Enhancing IoT Security: A Novel Feature Engineering Approach for ML-Based Intrusion Detection Systems
Afsaneh Mahanipour, Hana Khamfroush
TL;DR
The paper addresses security challenges in IoT by targeting edge-based intrusion detection with a novel feature-engineering pipeline. It combines Binary Quantum-inspired Artificial Bee Colony (BQABC) feature selection with Genetic Programming (GP) feature construction to create informative, high-level features and a reduced feature subset for efficient ML-based IDS. Evaluations on NSL-KDD, UNSW-NB15, and BoT-IoT show improved accuracy and lower false positives, while reducing computational cost compared to several metaheuristic baselines. The approach demonstrates a practical edge-oriented solution with strong statistical support (Wilcoxon tests) and highlights potential extensions to distributed IoT settings and more constructed features. Overall, the method offers a compelling trade-off between detection performance and resource usage for real-time IoT security at the edge.
Abstract
The integration of Internet of Things (IoT) applications in our daily lives has led to a surge in data traffic, posing significant security challenges.

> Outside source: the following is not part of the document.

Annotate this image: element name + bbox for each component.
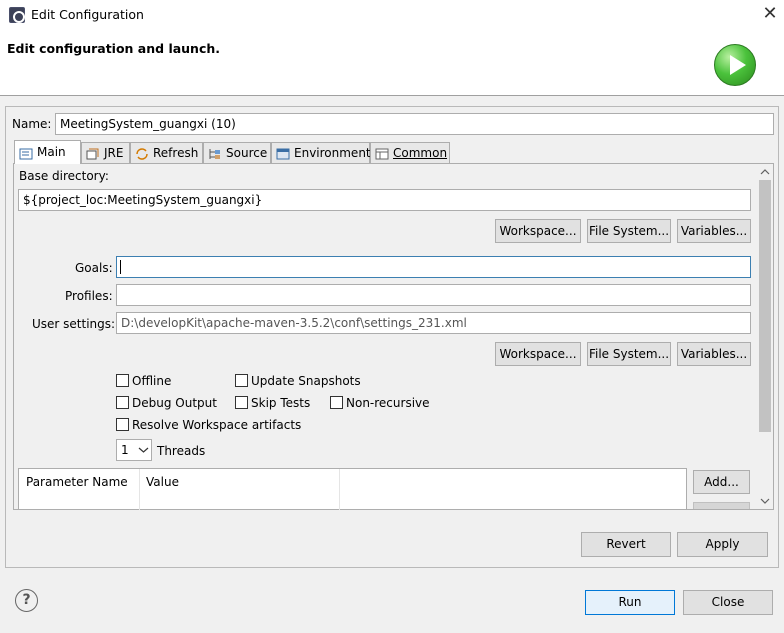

IoT applications using cloud and edge computing are at higher risk of cyberattacks because of the expanded attack surface from distributed edge and cloud services, the vulnerability of IoT devices, and challenges in managing security across interconnected systems leading to oversights. This led to the rise of ML-based solutions for intrusion detection systems (IDSs), which have proven effective in enhancing network security and defending against diverse threats. However, ML-based IDS in IoT systems encounters challenges, particularly from noisy, redundant, and irrelevant features in varied IoT datasets, potentially impacting its performance. Therefore, reducing such features becomes crucial to enhance system performance and minimize computational costs. This paper focuses on improving the effectiveness of ML-based IDS at the edge level by introducing a novel method to find a balanced trade-off between cost and accuracy through the creation of informative features in a two-tier edge-user IoT environment. A hybrid Binary Quantum-inspired Artificial Bee Colony and Genetic Programming algorithm is utilized for this purpose. Three IoT intrusion detection datasets, namely NSL-KDD, UNSW-NB15, and BoT-IoT, are used for the evaluation of the proposed approach.